The process typically involves filing a petition in civil court, presenting evidence that the person is unable to make rational decisions about their own care due to substance use, and having a judge review the case. An attorney or your county’s behavioral health office can walk you through the specific steps in your state. These laws are a last resort, not a shortcut, and the process varies widely by jurisdiction.
What to Bring and What to Leave Home
Residential programs have strict rules about what you can bring. Pack comfortable, practical clothing: athletic shoes with nonskid soles, t-shirts, sweatpants or stretch pants, pajamas, a robe, slippers with tread, underwear, and socks. Bring your own toiletries like shampoo, a hairbrush, and any hygiene products you use daily. Don’t bring perfume, cologne, or scented lotions, as these are banned at most facilities due to allergy concerns.
Bring any glasses, hearing aids, dentures, or assistive devices you need. Have a written list of all medications you currently take, along with your prescription insurance card and your primary care doctor’s contact information. The facility will manage your medications directly, so bring the list but expect to hand over the actual bottles at check-in.
For downtime, books, magazines, a notepad, and a pen are welcome at most programs. Policies on phones and laptops vary widely. Some facilities allow them during designated hours, while others restrict electronics entirely for the first week or longer. Ask during your intake call. Leave valuables, large amounts of cash, and anything tobacco-related at home, as most treatment facilities are smoke-free.
What Happens After You’re Admitted
If you need detox, that comes first and typically lasts 3 to 7 days. Medical staff monitor your vitals and manage withdrawal symptoms so you’re physically stable before starting the therapeutic portion of the program.
Once detox is complete, the core of treatment involves group therapy, individual counseling, and education about addiction and relapse prevention.

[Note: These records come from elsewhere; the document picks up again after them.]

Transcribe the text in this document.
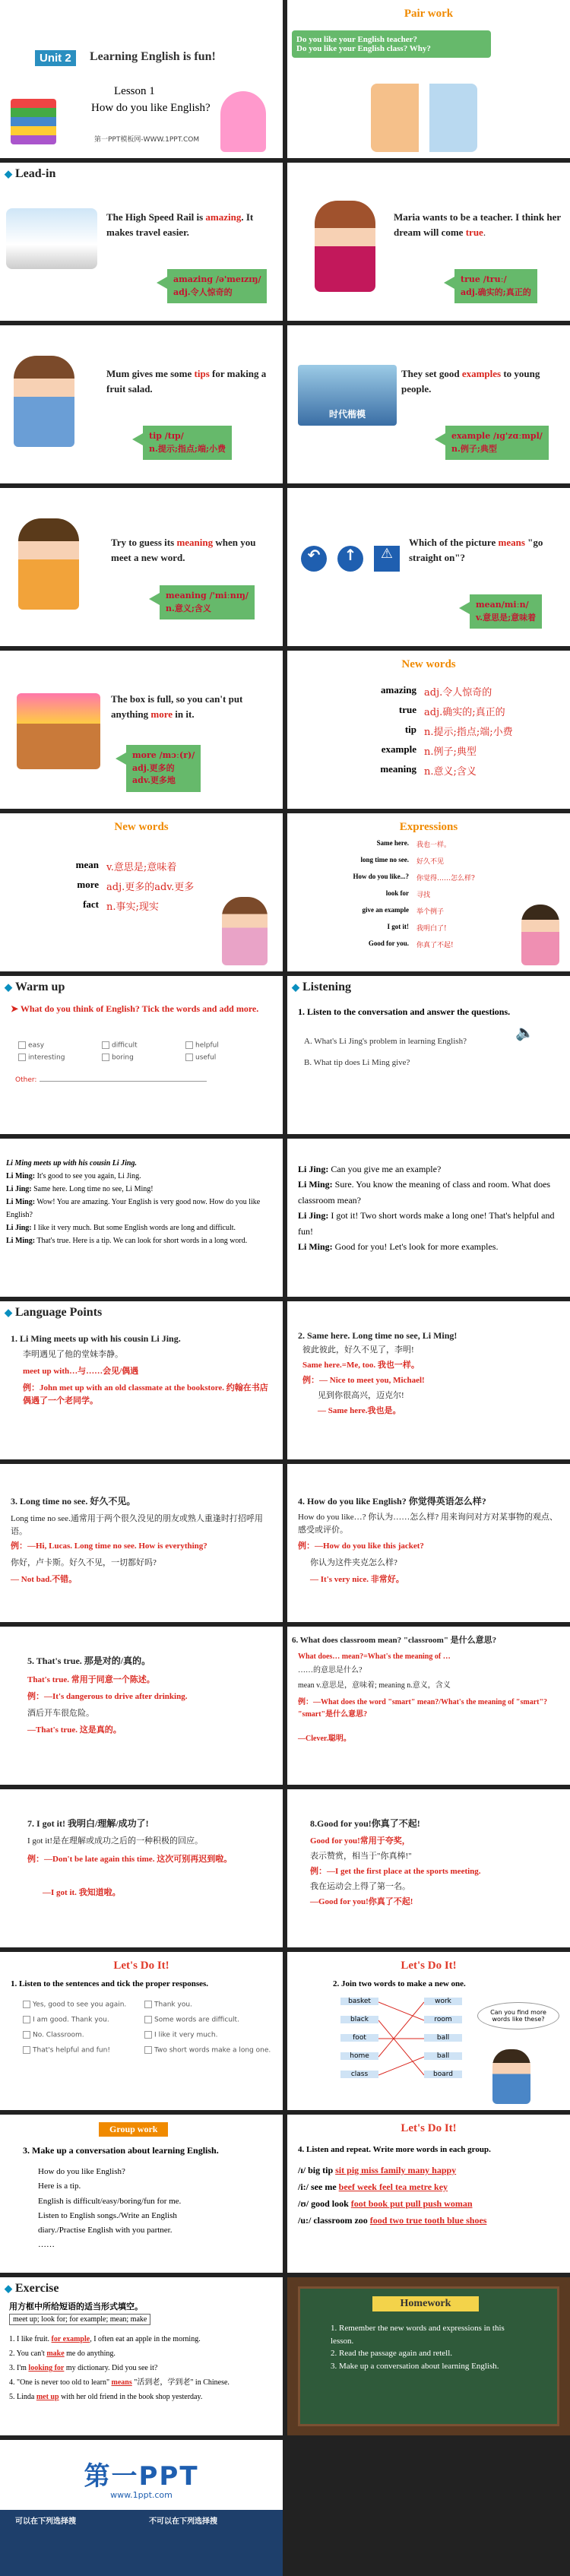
Unit 2	Learning English is fun!
Lesson 1
How do you like English?
第一PPT模板网-WWW.1PPT.COM
Pair work
Do you like your English teacher?
Do you like your English class? Why?
◆ Lead-in
The High Speed Rail is amazing. It makes travel easier.
amazing /ə'meɪzɪŋ/
adj.令人惊奇的
Maria wants to be a teacher. I think her dream will come true.
true /truː/
adj.确实的;真正的
Mum gives me some tips for making a fruit salad.
tip /tɪp/
n.提示;指点;端;小费
时代楷模
They set good examples to young people.
example /ɪɡ'zɑːmpl/
n.例子;典型
Try to guess its meaning when you meet a new word.
meaning /'miːnɪŋ/
n.意义;含义
↶	↑	⚠
Which of the picture means "go straight on"?
mean/miːn/
v.意思是;意味着
The box is full, so you can't put anything more in it.
more /mɔː(r)/
adj.更多的
adv.更多地
New words
amazing adj.令人惊奇的
true adj.确实的;真正的
tip n.提示;指点;端;小费
example n.例子;典型
meaning n.意义;含义
New words
mean v.意思是;意味着
more adj.更多的adv.更多
fact n.事实;现实
Expressions
Same here. 我也一样。
long time no see. 好久不见
How do you like...? 你觉得……怎么样?
look for 寻找
give an example 举个例子
I got it! 我明白了!
Good for you. 你真了不起!
◆ Warm up
➤ What do you think of English? Tick the words and add more.
easy	difficult	helpful
interesting	boring	useful
Other:
◆ Listening
1. Listen to the conversation and answer the questions.
A. What's Li Jing's problem in learning English?
B. What tip does Li Ming give?
🔈
Li Ming meets up with his cousin Li Jing.
Li Ming: It's good to see you again, Li Jing.
Li Jing: Same here. Long time no see, Li Ming!
Li Ming: Wow! You are amazing. Your English is very good now. How do you like English?
Li Jing: I like it very much. But some English words are long and difficult.
Li Ming: That's true. Here is a tip. We can look for short words in a long word.
Li Jing: Can you give me an example?
Li Ming: Sure. You know the meaning of class and room. What does classroom mean?
Li Jing: I got it! Two short words make a long one! That's helpful and fun!
Li Ming: Good for you! Let's look for more examples.
◆ Language Points
1. Li Ming meets up with his cousin Li Jing.
李明遇见了他的堂妹李静。
meet up with…与……会见/偶遇
例：John met up with an old classmate at the bookstore. 约翰在书店偶遇了一个老同学。
2. Same here. Long time no see, Li Ming!
彼此彼此，好久不见了，李明!
Same here.=Me, too. 我也一样。
例：— Nice to meet you, Michael!
见到你很高兴，迈克尔!
— Same here.我也是。
3. Long time no see. 好久不见。
Long time no see.通常用于两个很久没见的朋友或熟人重逢时打招呼用语。
例：—Hi, Lucas. Long time no see. How is everything?
你好，卢卡斯。好久不见，一切都好吗?
— Not bad.不错。
4. How do you like English? 你觉得英语怎么样?
How do you like…? 你认为……怎么样? 用来询问对方对某事物的观点、感受或评价。
例：—How do you like this jacket?
你认为这件夹克怎么样?
— It's very nice. 非常好。
5. That's true. 那是对的/真的。
That's true. 常用于同意一个陈述。
例：—It's dangerous to drive after drinking.
酒后开车很危险。
—That's true. 这是真的。
6. What does classroom mean? "classroom" 是什么意思?
What does… mean?=What's the meaning of …
……的意思是什么?
mean v.意思是，意味着; meaning n.意义，含义
例：—What does the word "smart" mean?/What's the meaning of "smart"? "smart"是什么意思?
—Clever.聪明。
7. I got it! 我明白/理解/成功了!
I got it!是在理解或成功之后的一种积极的回应。
例：—Don't be late again this time. 这次可别再迟到啦。
—I got it. 我知道啦。
8.Good for you!你真了不起!
Good for you!常用于夸奖，
表示赞赏，相当于"你真棒!"
例：—I get the first place at the sports meeting.
我在运动会上得了第一名。
—Good for you!你真了不起!
Let's Do It!
1. Listen to the sentences and tick the proper responses.
Yes, good to see you again.
I am good. Thank you.
No. Classroom.
That's helpful and fun!
Thank you.
Some words are difficult.
I like it very much.
Two short words make a long one.
Let's Do It!
2. Join two words to make a new one.
basket
black
foot
home
class
work
room
ball
ball
board
Can you find more words like these?
Group work
3. Make up a conversation about learning English.
How do you like English?
Here is a tip.
English is difficult/easy/boring/fun for me.
Listen to English songs./Write an English
diary./Practise English with you partner.
……
Let's Do It!
4. Listen and repeat. Write more words in each group.
/ɪ/ big tip sit pig miss family many happy
/i:/ see me beef week feel tea metre key
/ʊ/ good look foot book put pull push woman
/u:/ classroom zoo food two true tooth blue shoes
◆ Exercise
用方框中所给短语的适当形式填空。
meet up; look for; for example; mean; make
1. I like fruit. for example, I often eat an apple in the morning.
2. You can't make me do anything.
3. I'm looking for my dictionary. Did you see it?
4. "One is never too old to learn" means "活到老，学到老" in Chinese.
5. Linda met up with her old friend in the book shop yesterday.
Homework
1. Remember the new words and expressions in this lesson.
2. Read the passage again and retell.
3. Make up a conversation about learning English.
第一PPT
www.1ppt.com
可以在下列选择搜	不可以在下列选择搜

Most residential programs run on a structured daily schedule starting early in the morning and filling the day with sessions, meals, exercise, and peer activities. You’ll work with a treatment team to build a discharge plan that includes ongoing support, whether that’s outpatient therapy, a sober living arrangement, support group meetings, or some combination.
Completion rates across treatment programs average around 59%, based on a systematic review of 88 studies. Staying engaged is the biggest predictor of better outcomes. Programs that involve family members in the treatment process and those that use structured incentives for meeting milestones tend to see higher completion rates. If you have family or friends willing to participate in family sessions or support your recovery plan, that meaningfully improves your chances.